Hence, assuming that $X$ and $Y$ is independent we have that the join distribution is

$$
f_{X,Y}(x, y) = f_X(x) f_Y(y)
$$

I am not sure if this assumption holds.

(ii) Another possible solution is to find the distribution of $X | Y = y$, which is and Truncated Normal at 0, so the p.d.f. is given by

$$
f_{X\mid Y = y}(x \mid y)=
\begin{cases}
\dfrac{f_X(x)}{1 – F_X(0)} & \mathrm{if} \, \, y = 1 \\
\dfrac{f_X(x)}{F_X(0)} & \mathrm{if} \, \, y = 0
\end{cases}
$$

However, using this argumenting the joint distribution given by
$$
f_{X, Y}(x,y) = f_{X \mid Y = y}(x \mid y) f_Y(y)
$$

reduces to the marginal distribution of $X$.
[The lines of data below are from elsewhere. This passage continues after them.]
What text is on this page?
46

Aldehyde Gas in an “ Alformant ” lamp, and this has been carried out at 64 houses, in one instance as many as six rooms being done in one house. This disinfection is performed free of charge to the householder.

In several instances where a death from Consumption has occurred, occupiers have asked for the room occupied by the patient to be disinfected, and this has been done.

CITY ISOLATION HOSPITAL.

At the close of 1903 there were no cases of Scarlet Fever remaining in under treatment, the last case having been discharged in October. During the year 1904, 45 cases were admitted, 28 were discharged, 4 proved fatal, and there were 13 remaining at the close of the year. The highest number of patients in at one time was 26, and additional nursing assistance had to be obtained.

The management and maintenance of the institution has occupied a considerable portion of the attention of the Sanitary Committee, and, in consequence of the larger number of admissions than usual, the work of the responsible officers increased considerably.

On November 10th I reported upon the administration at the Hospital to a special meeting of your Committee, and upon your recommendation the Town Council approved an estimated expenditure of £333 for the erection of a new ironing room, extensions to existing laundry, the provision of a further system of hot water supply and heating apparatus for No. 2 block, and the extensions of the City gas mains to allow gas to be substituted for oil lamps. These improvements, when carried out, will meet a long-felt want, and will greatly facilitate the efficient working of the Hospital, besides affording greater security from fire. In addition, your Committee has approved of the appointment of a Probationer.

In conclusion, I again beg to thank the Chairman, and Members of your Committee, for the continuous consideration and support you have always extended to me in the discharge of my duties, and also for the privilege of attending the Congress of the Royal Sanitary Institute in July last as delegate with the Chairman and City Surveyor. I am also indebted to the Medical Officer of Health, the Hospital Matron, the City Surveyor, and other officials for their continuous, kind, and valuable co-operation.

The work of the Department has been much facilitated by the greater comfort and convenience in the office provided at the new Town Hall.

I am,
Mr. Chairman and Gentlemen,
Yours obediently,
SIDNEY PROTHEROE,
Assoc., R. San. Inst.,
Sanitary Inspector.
I really appreciate any tip to solve this problem.

Best Answer

$Y$ is indeed a Bernoulli r.v., but it is dependent on $X$; conditioning on $X=x$, $Y$ is a constant (0 if $x < 0$, 1 if $x > 0$); you start from $$f_{X,Y}(x, y)=f_X(x)p_{Y|X}(y|x)$$ which leads to $$f_{X,Y}(x, y) = \begin{cases} f_X(x), & \text{ if } x > 0, y = 1 \\ f_X(x), & \text{ if } x \leqslant 0, y = 0 \\ 0, & \text{ otherwise } \end{cases}$$ PS: looks like the above formulae have notational issue, because $X$ is continuous r.v. while $Y$ is discrete; maybe it is better to write joint distribution in CDF form.